BoxPlot

The BoxPlot is a plot operator that computes a box plot over

  • a selection of numerical columns of a single vector dataset, or
  • multiple raster datasets.

Thereby, the operator considers all data in the given query rectangle.

The boxes of the plot span the 1st and 3rd quartile and highlight the median. The whiskers indicate the minimum and maximum values of the corresponding attribute or raster.

Vector Data

In the case of vector data, the operator generates one box for each of the selected numerical attributes. The operator returns an error if one of the selected attributes is not numeric.

Parameter

ParameterTypeDescriptionExample Value
columnNamesVec<String>The names of the attributes to generate boxes for.["x","y"]

Raster Data

For raster data, the operator generates one box for each input raster.

Parameter

ParameterTypeDescriptionExample Value
columnNamesVec<String>Optional: An alias for each input source. The operator will automatically name the boxes Raster-1, Raster-2, ... if this parameter is empty. If aliases are given, the number of aliases must match the number of input rasters. Otherwise an error is returned.["A","B"].
includeNoDataboolFlag whether to include no data values.true

Inputs

The operator consumes exactly one vector or multiple raster operators.

ParameterType
sourceMultipleRasterOrSingleVectorSource

Errors

The operator returns an error in the following cases.

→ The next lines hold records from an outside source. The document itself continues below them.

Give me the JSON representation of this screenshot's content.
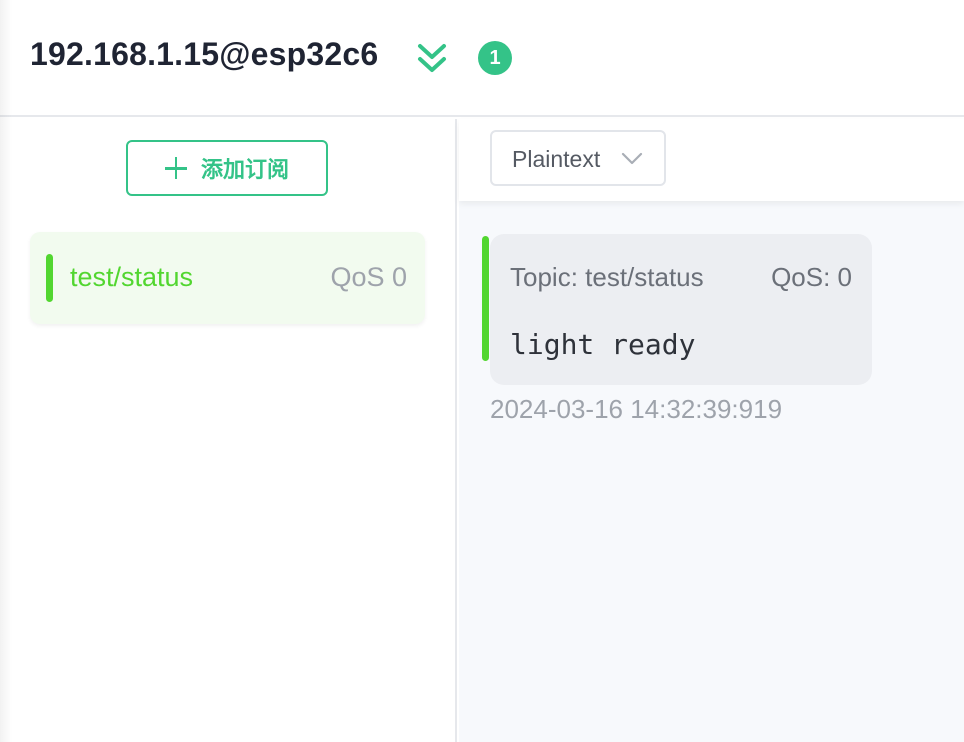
{
  "header": {
    "connection_title": "192.168.1.15@esp32c6",
    "unread_count": "1",
    "badge_color": "#34c388",
    "collapse_icon": "double-chevron-down-icon"
  },
  "subscriptions": {
    "add_button_label": "添加订阅",
    "items": [
      {
        "topic": "test/status",
        "qos": "QoS 0",
        "color": "#52d630"
      }
    ]
  },
  "messages": {
    "format_select": {
      "value": "Plaintext"
    },
    "items": [
      {
        "topic_label": "Topic: test/status",
        "qos_label": "QoS: 0",
        "payload": "light ready",
        "time": "2024-03-16 14:32:39:919",
        "color": "#52d630"
      }
    ]
  }
}
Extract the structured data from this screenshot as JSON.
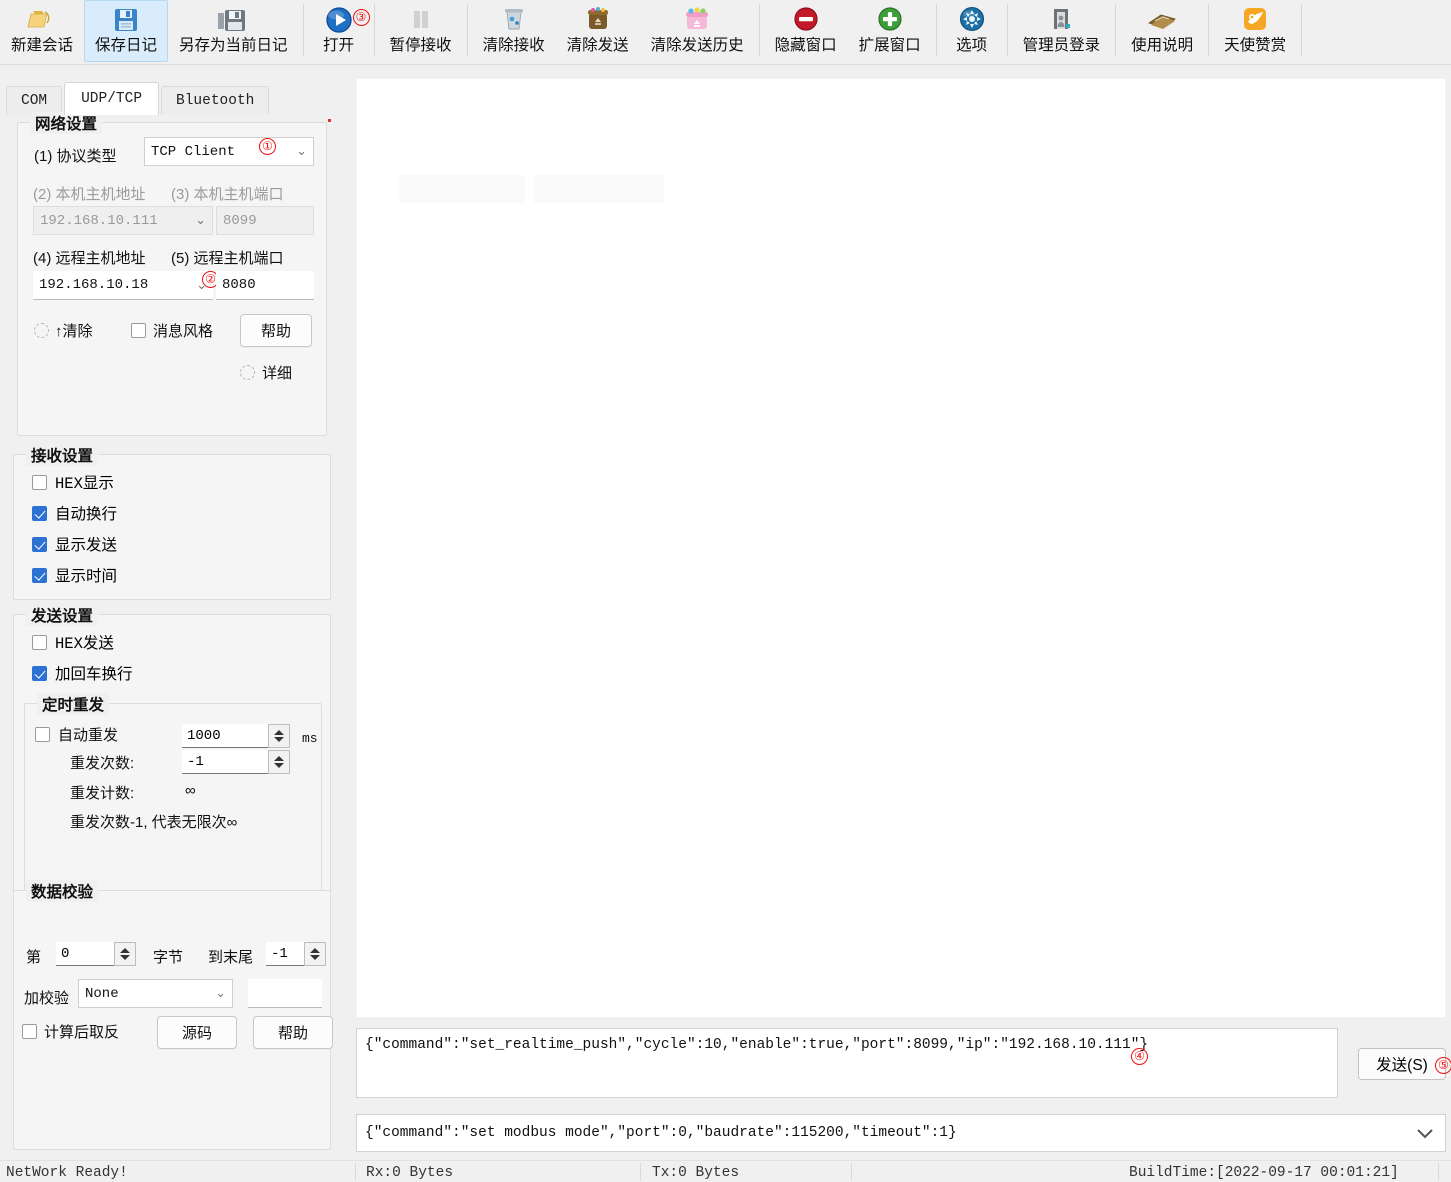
{
  "toolbar": {
    "items": [
      {
        "label": "新建会话",
        "icon": "new-session-folder-icon",
        "active": false
      },
      {
        "label": "保存日记",
        "icon": "save-floppy-icon",
        "active": true
      },
      {
        "label": "另存为当前日记",
        "icon": "save-as-floppy-icon",
        "active": false
      },
      {
        "label": "打开",
        "icon": "open-play-icon",
        "active": false,
        "badge": "③"
      },
      {
        "label": "暂停接收",
        "icon": "pause-icon",
        "active": false
      },
      {
        "label": "清除接收",
        "icon": "clear-recv-trash-icon",
        "active": false
      },
      {
        "label": "清除发送",
        "icon": "clear-send-bin-icon",
        "active": false
      },
      {
        "label": "清除发送历史",
        "icon": "clear-send-history-basket-icon",
        "active": false
      },
      {
        "label": "隐藏窗口",
        "icon": "hide-window-minus-icon",
        "active": false
      },
      {
        "label": "扩展窗口",
        "icon": "expand-window-plus-icon",
        "active": false
      },
      {
        "label": "选项",
        "icon": "options-gear-globe-icon",
        "active": false
      },
      {
        "label": "管理员登录",
        "icon": "admin-login-door-icon",
        "active": false
      },
      {
        "label": "使用说明",
        "icon": "help-book-icon",
        "active": false
      },
      {
        "label": "天使赞赏",
        "icon": "donate-angel-icon",
        "active": false
      }
    ]
  },
  "tabs": [
    {
      "label": "COM",
      "active": false
    },
    {
      "label": "UDP/TCP",
      "active": true
    },
    {
      "label": "Bluetooth",
      "active": false
    }
  ],
  "network": {
    "title": "网络设置",
    "protocol_label": "(1) 协议类型",
    "protocol_value": "TCP Client",
    "protocol_badge": "①",
    "local_addr_label": "(2) 本机主机地址",
    "local_port_label": "(3) 本机主机端口",
    "local_addr_value": "192.168.10.111",
    "local_port_value": "8099",
    "remote_addr_label": "(4) 远程主机地址",
    "remote_port_label": "(5) 远程主机端口",
    "remote_addr_value": "192.168.10.18",
    "remote_addr_badge": "②",
    "remote_port_value": "8080",
    "clear_label": "↑清除",
    "msg_style_label": "消息风格",
    "help_label": "帮助",
    "detail_label": "详细"
  },
  "receive_settings": {
    "title": "接收设置",
    "options": [
      {
        "label": "HEX显示",
        "checked": false,
        "mono": true
      },
      {
        "label": "自动换行",
        "checked": true,
        "mono": false
      },
      {
        "label": "显示发送",
        "checked": true,
        "mono": false
      },
      {
        "label": "显示时间",
        "checked": true,
        "mono": false
      }
    ]
  },
  "send_settings": {
    "title": "发送设置",
    "options": [
      {
        "label": "HEX发送",
        "checked": false,
        "mono": true
      },
      {
        "label": "加回车换行",
        "checked": true,
        "mono": false
      }
    ],
    "timer": {
      "title": "定时重发",
      "auto_label": "自动重发",
      "auto_checked": false,
      "interval_value": "1000",
      "interval_unit": "ms",
      "count_label": "重发次数:",
      "count_value": "-1",
      "counter_label": "重发计数:",
      "counter_value": "∞",
      "note": "重发次数-1, 代表无限次∞"
    }
  },
  "data_check": {
    "title": "数据校验",
    "from_label": "第",
    "from_value": "0",
    "byte_label": "字节",
    "to_label": "到末尾",
    "to_value": "-1",
    "checksum_label": "加校验",
    "checksum_value": "None",
    "result_value": "",
    "invert_label": "计算后取反",
    "invert_checked": false,
    "source_label": "源码",
    "help_label": "帮助"
  },
  "send_area": {
    "text": "{\"command\":\"set_realtime_push\",\"cycle\":10,\"enable\":true,\"port\":8099,\"ip\":\"192.168.10.111\"}",
    "badge": "④",
    "send_button": "发送(S)",
    "send_button_badge": "⑤"
  },
  "history": {
    "text": "{\"command\":\"set modbus mode\",\"port\":0,\"baudrate\":115200,\"timeout\":1}"
  },
  "status": {
    "net_label": "NetWork Ready!",
    "rx_label": "Rx:0 Bytes",
    "tx_label": "Tx:0 Bytes",
    "build_label": "BuildTime:[2022-09-17 00:01:21]"
  },
  "colors": {
    "accent": "#2b72d4",
    "badge_red": "#ee1111",
    "toolbar_active": "#d9ecfb",
    "panel_bg": "#f0f0f0"
  }
}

  • Vector data: The attribute for one of the given columnNames is not numeric.
  • Vector data: The attribute for one of the given columnNames does not exist.
  • Raster data: The length of the columnNames parameter does not match the number of input rasters.

Notes

If your dataset contains infinite or NAN values, they are ignored for the computation. Moreover, if your dataset contains more than 10.000values (which is likely for rasters), the median and quartiles are estimated using the P^2 algorithm described in:

R. Jain and I. Chlamtac, The P^2 algorithm for dynamic calculation of quantiles and histograms without storing observations, Communications of the ACM, Volume 28 (October), Number 10, 1985, p. 1076-1085. https://www.cse.wustl.edu/~jain/papers/ftp/psqr.pdf

Example JSON

Vector

{
  "type": "BoxPlot",
  "params": {
    "columnNames": ["x", "y"]
  },
  "sources": {
    "source": {
      "type": "OgrSource",
      "params": {
        "dataset": {
          "type": "internal",
          "datasetId": "a626c880-1c41-489b-9e19-9596d129859c"
        }
      }
    }
  }
}

Raster

{
  "type": "BoxPlot",
  "params": {
    "columnNames": ["A", "B"],
    "includeNoData": true
  },
  "sources": {
    "source": [
      {
        "type": "GdalSource",
        "params": {
          "dataset": {
            "type": "internal",
            "datasetId": "a626c880-1c41-489b-9e19-9596d129859c"
          }
        }
      },
      {
        "type": "GdalSource",
        "params": {
          "dataset": {
            "type": "internal",
            "datasetId": "a626c880-1c41-489b-9e19-9596d129859c"
          }
        }
      }
    ]
  }
}